Now, every time I see prologues discussed on blogs and forums and such the advice is "Better safe than sorry." In other words, steer clear of them. But I think that part of being a good writer is knowing your target audience and that means knowing the genre that you're writing in. As often as not, the general advice about writing that you find here and there isn't aimed at any particular genre and yet the tropes and expectations from genre to genre are so varied. I think you need to think about when such advice may not necessarily apply to you because of what you write and who your audience is.
I write epic fantasy. And while I haven't read everything the genre has to offer, it seems to me that prologues are an accepted and welcome trope of the genre. And many prologues in epic fantasy will involve some sort of inciting incident from the distant past that set the events of the main story in motion. Large passages of time are usually not an obstacle for epic fantasy readers.

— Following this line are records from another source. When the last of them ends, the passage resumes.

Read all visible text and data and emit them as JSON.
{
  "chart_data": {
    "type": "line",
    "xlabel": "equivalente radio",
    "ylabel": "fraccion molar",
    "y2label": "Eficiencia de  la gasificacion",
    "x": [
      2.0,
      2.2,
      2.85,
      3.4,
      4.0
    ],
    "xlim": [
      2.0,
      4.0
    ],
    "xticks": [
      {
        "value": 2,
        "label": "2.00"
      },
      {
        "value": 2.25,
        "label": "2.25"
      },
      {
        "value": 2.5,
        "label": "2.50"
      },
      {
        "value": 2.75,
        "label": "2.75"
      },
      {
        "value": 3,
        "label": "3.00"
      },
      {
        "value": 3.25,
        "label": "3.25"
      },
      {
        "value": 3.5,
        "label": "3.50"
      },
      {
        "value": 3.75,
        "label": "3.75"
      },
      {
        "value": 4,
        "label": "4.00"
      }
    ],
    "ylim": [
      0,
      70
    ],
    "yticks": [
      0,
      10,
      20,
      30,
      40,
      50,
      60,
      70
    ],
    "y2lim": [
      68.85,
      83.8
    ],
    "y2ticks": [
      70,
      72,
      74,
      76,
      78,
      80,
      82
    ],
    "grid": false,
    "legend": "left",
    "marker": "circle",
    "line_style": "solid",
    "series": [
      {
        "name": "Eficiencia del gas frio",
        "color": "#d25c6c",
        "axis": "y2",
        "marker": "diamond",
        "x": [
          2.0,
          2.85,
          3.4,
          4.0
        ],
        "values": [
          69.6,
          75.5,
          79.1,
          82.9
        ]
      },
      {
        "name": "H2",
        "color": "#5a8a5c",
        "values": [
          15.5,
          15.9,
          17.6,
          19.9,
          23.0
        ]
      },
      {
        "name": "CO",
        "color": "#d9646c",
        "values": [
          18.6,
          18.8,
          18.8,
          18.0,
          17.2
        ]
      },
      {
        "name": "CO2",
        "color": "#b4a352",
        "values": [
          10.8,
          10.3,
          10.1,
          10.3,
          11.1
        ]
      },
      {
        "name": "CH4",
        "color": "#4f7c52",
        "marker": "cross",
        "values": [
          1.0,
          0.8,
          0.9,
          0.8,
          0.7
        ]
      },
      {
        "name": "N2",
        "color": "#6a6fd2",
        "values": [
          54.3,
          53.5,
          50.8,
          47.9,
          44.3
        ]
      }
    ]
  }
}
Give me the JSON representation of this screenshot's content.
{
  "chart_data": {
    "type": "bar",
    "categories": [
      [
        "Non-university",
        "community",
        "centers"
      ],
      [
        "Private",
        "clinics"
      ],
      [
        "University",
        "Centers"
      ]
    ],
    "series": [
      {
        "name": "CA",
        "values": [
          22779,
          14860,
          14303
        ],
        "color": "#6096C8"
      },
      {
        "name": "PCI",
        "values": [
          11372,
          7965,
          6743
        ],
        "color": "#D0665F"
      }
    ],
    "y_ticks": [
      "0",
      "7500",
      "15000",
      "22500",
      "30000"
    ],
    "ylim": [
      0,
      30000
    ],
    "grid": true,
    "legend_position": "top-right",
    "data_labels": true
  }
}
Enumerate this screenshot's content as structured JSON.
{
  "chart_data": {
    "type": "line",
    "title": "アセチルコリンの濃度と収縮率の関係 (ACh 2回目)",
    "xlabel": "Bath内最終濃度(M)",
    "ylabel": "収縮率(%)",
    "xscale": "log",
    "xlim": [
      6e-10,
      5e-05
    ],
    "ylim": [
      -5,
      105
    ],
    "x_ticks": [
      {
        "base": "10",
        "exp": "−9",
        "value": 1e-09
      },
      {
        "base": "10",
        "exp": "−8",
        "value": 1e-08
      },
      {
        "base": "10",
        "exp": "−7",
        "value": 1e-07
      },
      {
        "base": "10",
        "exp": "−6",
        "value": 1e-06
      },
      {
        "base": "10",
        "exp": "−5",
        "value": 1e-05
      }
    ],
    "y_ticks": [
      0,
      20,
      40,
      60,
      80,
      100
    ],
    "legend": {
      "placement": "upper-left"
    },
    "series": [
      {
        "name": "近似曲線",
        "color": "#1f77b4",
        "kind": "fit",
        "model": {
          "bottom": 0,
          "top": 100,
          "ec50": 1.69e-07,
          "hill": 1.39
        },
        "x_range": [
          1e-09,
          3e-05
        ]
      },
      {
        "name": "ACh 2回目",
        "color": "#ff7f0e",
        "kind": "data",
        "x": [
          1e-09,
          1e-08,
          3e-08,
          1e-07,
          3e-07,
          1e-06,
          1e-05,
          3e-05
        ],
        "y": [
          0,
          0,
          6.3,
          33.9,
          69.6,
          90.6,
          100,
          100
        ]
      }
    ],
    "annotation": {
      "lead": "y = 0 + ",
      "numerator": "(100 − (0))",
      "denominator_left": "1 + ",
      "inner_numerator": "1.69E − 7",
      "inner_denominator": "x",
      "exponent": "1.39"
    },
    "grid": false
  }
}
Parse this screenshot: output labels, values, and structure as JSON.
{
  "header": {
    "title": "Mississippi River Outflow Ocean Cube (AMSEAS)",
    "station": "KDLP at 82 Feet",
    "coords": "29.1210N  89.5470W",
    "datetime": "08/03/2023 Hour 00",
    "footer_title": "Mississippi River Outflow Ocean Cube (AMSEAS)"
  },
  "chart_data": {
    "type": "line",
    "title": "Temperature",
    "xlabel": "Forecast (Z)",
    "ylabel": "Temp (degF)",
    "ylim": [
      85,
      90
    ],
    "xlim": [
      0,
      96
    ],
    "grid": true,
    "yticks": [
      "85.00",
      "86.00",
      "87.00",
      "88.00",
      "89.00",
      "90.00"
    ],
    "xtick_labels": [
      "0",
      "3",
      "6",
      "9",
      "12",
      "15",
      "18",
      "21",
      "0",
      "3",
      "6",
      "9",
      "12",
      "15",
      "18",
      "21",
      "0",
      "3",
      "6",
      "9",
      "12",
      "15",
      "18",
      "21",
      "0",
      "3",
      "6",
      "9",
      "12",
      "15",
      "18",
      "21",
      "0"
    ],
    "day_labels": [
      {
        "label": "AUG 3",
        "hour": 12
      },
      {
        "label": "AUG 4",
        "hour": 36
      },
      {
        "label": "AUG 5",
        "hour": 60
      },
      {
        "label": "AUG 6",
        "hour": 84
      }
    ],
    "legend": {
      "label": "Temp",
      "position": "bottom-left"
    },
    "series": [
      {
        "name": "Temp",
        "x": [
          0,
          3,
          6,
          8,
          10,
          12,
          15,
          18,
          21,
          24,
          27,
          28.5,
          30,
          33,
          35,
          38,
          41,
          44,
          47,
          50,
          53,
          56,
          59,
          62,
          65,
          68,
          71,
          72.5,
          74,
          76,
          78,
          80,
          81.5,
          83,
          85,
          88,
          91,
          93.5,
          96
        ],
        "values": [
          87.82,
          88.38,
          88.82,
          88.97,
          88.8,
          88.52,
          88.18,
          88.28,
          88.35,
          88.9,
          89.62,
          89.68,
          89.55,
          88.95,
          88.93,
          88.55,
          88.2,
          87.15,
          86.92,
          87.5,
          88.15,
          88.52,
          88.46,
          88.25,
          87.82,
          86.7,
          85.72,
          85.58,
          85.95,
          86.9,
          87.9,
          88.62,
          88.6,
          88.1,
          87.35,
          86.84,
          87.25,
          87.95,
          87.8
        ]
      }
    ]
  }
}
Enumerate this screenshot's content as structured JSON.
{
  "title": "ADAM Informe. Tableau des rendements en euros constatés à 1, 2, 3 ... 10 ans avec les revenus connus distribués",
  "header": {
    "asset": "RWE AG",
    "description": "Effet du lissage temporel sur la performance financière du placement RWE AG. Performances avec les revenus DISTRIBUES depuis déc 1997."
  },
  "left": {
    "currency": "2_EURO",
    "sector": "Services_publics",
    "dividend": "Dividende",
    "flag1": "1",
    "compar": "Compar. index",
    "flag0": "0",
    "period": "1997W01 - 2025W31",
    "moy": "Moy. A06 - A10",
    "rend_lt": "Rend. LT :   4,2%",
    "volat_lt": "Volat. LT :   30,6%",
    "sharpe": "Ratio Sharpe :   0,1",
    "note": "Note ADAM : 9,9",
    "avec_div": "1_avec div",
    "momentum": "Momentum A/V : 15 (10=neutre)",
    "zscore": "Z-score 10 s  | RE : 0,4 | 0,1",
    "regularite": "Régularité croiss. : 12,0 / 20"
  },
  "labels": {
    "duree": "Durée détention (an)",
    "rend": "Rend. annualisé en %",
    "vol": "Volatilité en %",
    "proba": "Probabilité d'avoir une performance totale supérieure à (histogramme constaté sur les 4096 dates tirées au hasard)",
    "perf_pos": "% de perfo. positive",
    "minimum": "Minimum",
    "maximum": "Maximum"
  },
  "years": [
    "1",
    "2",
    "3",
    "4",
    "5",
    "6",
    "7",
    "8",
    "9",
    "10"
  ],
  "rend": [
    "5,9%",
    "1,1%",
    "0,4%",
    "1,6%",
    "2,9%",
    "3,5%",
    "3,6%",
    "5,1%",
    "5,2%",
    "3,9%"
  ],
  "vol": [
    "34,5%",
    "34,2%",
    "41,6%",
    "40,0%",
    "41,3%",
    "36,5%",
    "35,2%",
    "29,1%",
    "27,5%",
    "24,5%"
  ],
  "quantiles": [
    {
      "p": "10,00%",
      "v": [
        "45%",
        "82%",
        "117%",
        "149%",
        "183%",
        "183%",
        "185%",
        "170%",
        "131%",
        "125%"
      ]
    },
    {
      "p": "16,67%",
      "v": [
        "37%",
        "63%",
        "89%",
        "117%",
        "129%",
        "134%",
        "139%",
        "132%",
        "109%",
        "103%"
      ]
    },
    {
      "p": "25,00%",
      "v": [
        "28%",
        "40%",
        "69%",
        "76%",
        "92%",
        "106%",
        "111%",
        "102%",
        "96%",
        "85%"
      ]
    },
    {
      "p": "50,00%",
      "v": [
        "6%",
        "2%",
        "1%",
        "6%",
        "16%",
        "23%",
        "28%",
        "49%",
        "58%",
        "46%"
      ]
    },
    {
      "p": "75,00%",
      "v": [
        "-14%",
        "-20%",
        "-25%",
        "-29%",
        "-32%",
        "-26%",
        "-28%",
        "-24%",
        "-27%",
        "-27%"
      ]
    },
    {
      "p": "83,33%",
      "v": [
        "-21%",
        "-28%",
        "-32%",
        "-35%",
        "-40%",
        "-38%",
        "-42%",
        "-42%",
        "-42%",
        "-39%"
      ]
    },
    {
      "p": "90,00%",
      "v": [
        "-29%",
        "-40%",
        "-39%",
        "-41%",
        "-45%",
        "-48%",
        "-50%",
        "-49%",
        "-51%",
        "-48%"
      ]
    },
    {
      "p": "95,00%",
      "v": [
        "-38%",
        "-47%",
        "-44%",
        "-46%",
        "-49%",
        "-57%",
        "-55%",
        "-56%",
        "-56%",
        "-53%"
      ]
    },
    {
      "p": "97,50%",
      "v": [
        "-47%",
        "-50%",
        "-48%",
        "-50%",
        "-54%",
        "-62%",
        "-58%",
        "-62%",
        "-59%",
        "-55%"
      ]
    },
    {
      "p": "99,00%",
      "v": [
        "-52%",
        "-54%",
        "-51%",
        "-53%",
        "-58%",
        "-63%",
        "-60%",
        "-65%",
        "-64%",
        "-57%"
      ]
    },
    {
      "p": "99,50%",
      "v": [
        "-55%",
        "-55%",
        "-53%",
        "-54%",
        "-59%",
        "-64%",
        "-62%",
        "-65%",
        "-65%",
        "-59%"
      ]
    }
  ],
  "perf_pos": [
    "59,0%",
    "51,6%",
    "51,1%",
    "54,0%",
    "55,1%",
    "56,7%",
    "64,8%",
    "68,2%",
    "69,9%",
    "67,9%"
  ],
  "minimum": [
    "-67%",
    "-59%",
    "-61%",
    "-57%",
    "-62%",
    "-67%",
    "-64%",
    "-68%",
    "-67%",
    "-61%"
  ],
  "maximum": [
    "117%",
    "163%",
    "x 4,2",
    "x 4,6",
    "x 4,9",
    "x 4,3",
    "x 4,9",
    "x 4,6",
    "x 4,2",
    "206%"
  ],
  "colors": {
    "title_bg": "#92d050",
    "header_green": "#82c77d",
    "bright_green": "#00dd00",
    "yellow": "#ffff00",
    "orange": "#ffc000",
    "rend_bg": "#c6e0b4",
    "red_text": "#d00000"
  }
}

Of course, what I'm doing is sort of the opposite of that. It's entirely possible that essentially making the plot of my book one huge chunk of backstory to the prologue and epilogue will be an unpopular move. I'm one of those weird people who can never get enough of backstory. I just want to know everything and anything that ever happened related in anyway to what is going on now. I fear that I'm an anomaly and that the vast majority of people aren't as obsessed with the history of fictional worlds as I am. Ah well, I can only write the kind of story I would like to read.
Alas, the prologue of 1957 words was my only progress this past week. But it's better than nothing, right? I'm going to try really hard to make more progress during the coming week.
How about you? Do you enjoy prologues? What do you think is the greatest danger of including a prologue?